Quoting Interop News
After my post two weeks ago about Xen, I got a call from the XenSource people. I had a long chat with their CTO Simon Crosby, who had some very interesting things to say.
He confirmed that XenSource has reached 500 customers, and added that they are doubling their customer base every quarter. Obviously this can't go on forever, but it looks like they are seeing a nice little exponential spurt of adoption. These are mostly mid-market customers, though they are starting to see a few site license deals. Crosby says Xen is being pulled into enterprise and production environments sooner than they expected.

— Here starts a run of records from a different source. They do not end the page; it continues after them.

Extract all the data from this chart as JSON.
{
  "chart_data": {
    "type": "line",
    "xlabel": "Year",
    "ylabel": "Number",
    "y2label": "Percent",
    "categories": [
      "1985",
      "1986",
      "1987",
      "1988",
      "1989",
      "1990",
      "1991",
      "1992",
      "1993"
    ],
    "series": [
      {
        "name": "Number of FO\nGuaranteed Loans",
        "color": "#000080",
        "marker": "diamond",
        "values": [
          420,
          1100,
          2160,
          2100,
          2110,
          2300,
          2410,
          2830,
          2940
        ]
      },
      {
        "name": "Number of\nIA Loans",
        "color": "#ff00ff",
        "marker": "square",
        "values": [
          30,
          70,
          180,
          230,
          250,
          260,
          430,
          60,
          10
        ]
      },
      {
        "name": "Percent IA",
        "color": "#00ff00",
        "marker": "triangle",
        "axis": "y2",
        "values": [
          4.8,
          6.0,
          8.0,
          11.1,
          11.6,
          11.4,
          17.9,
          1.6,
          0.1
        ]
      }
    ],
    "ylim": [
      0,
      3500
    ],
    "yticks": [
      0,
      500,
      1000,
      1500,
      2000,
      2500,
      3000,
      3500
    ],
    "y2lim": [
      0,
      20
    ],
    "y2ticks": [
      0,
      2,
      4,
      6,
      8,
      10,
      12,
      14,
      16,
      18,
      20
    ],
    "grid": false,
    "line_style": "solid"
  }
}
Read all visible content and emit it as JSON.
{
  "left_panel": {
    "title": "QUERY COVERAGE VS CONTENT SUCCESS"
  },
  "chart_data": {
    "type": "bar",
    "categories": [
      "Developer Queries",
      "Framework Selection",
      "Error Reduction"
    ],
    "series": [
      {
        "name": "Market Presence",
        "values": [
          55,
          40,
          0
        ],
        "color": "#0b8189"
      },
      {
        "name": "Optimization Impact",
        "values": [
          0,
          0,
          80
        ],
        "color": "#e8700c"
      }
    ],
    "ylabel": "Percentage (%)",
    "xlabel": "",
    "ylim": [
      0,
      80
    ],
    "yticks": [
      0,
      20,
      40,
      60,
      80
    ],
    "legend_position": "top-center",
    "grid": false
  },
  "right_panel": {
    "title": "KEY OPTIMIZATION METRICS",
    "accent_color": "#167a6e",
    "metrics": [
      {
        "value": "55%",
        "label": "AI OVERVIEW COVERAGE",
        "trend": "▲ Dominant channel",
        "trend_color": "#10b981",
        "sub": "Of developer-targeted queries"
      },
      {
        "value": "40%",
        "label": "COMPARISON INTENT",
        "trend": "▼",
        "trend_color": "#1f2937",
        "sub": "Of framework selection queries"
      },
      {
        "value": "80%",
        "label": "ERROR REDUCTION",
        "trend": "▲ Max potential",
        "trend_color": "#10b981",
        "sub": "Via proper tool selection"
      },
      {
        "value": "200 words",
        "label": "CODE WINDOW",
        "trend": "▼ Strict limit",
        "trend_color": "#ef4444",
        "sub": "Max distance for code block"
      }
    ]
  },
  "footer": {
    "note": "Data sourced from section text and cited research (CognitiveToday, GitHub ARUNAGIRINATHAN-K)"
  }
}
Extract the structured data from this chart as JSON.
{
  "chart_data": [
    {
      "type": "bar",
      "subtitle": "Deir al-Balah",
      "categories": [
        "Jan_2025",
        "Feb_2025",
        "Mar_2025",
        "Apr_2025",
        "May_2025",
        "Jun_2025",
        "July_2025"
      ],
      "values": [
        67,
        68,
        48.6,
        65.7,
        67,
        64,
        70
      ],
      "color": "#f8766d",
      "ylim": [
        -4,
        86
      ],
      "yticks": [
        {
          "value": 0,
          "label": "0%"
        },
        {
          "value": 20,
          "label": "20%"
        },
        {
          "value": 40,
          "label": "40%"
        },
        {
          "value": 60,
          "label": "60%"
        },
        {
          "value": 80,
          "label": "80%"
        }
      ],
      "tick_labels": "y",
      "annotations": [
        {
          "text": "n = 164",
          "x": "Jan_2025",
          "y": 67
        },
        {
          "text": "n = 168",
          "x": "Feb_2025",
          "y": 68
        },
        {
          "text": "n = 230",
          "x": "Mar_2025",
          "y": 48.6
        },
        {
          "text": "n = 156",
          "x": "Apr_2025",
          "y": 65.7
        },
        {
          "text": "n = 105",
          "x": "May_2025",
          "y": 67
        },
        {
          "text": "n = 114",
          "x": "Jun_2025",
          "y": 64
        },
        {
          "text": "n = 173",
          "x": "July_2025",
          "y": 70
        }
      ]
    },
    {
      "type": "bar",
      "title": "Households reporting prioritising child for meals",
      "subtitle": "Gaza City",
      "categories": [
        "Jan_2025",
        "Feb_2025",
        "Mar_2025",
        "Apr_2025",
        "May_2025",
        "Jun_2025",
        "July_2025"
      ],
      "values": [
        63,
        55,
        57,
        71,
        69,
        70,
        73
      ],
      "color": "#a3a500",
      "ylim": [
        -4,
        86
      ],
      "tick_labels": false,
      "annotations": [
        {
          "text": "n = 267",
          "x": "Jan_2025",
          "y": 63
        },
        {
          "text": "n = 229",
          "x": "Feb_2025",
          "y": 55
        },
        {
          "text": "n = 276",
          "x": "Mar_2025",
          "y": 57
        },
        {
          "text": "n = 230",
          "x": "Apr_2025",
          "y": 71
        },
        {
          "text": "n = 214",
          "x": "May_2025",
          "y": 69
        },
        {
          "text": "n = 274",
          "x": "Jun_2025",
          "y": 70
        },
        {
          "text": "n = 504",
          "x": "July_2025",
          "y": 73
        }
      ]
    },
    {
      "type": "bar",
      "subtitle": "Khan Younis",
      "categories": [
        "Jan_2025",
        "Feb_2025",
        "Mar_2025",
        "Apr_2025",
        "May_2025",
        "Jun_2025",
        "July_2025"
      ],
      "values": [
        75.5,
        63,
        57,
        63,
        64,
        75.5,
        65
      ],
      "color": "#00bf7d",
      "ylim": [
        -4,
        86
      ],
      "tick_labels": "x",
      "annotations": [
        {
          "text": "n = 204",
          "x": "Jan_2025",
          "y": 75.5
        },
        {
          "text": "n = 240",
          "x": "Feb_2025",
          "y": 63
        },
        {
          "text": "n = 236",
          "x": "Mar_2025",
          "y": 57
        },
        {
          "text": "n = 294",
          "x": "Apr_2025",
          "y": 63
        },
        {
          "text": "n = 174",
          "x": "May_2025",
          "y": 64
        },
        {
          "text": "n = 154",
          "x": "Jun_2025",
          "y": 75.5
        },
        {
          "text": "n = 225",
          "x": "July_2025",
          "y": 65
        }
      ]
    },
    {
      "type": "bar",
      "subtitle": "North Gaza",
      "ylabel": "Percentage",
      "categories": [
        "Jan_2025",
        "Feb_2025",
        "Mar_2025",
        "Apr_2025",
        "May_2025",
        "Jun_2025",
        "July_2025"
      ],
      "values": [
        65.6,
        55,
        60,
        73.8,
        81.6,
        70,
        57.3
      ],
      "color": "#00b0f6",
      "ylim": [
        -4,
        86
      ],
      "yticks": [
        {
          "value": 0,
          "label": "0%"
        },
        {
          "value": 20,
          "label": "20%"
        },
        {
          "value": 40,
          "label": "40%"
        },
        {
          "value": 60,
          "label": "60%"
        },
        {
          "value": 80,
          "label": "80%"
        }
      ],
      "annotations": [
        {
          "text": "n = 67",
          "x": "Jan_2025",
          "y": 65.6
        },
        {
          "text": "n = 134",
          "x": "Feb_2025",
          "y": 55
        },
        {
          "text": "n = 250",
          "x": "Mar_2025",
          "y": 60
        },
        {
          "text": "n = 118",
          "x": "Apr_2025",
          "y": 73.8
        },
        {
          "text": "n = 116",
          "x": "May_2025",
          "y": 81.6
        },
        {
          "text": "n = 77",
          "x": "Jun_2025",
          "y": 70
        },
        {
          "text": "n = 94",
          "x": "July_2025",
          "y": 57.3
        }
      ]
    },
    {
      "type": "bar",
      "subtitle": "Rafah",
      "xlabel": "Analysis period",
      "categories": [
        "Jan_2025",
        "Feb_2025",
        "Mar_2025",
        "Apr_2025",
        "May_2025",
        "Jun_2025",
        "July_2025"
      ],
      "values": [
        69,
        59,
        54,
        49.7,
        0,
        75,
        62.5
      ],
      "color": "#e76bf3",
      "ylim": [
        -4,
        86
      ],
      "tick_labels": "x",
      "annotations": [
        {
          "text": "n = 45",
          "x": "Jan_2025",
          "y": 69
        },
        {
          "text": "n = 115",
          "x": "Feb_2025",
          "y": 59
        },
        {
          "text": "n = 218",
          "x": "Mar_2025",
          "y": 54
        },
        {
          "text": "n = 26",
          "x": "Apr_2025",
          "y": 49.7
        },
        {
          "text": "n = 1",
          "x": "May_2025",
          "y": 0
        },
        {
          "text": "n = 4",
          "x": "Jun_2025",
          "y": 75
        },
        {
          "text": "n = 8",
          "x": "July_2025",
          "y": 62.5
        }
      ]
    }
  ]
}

I suspect most of these larger deals are hosting-related in one way or another, such as the Amazon EC3 example, where Crosby says they have 3,000 servers under Xen.
Crosby also shed some light on the changes in XenSource's go-to-market strategy. A few years ago their plan was just to deliver the best hypervisor they could, and rely on the Linux distributors (Suse and Red Hat) to take it to market. But the results of this approach to date haven't been terribly exciting, so the new strategy is to sell a full-blown competitor to VMware's ESX, that is, the hypervisor plus the entire management and infrastructure framework. XenEnterprise 3.0, released last year, was the first big step in the implementation of this strategy. The next major milestone will be the release of XenEnterprise 4.0, set for later this summer.
One key point about XenSource that they don't go out of their way to emphasize is that their offering is a hybrid of open and closed source. The Xen hypervisor itself is GPLv2, while its system-level APIs come under a "BSD-like" license which is friendly to closed source OEM partners. But the XenEnterprise management tools which use those APIs – and which for evident marketing reasons they are calling XenCenter – are plain old commercial software. There's nothing wrong with that, of course – this company isn't exactly crushing anyone under its proprietary boot. Their reasoning is that if they released all of their stuff under GPL then Red Hat would just scoop it up and serve it in place of the very inferior management tools bundled into RHEL5.
The story behind the "BSD-like" license governing the Xen APIs is also interesting. According to Crosby, use of the Xen trademark (as distinct from the GPL code) is restricted to software developers who respect both the APIs and the ABI (application binary interface). This requirement has produced some friction with Red Hat, which as a result has stopped using the Xen trademark, leaving itself free to pursue what Crosby calls "proprietary software published openly," as exemplified by the libvirt API in RHEL5. Crosby argues that the ABI policy guarantees you can take a VM out of the freezer ten years from now and still be sure it will run on whatever version of Xen is current then. This isn't the way operating systems traditionally work, of course. You can't just take every application and driver that worked with Windows XP and expect it to work with Vista. But these days people use virtual machines as portable containers for their applications, so you need to be sure that new versions of the hypervisor won't break the ABI.
Interestingly, Crosby points out that the most common workloads running on VMs these days - regardless of the hypervisor used – are legacy versions of Windows, especially Windows 2000, because that's where the largest number of legacy apps have accumulated in customer data centers. By contrast, since the big growth in enterprise Linux has occurred only in the last few years, a higher proportion of Linux apps are running on more recent versions of the OS, and thus don't require as much VM-based "containerization."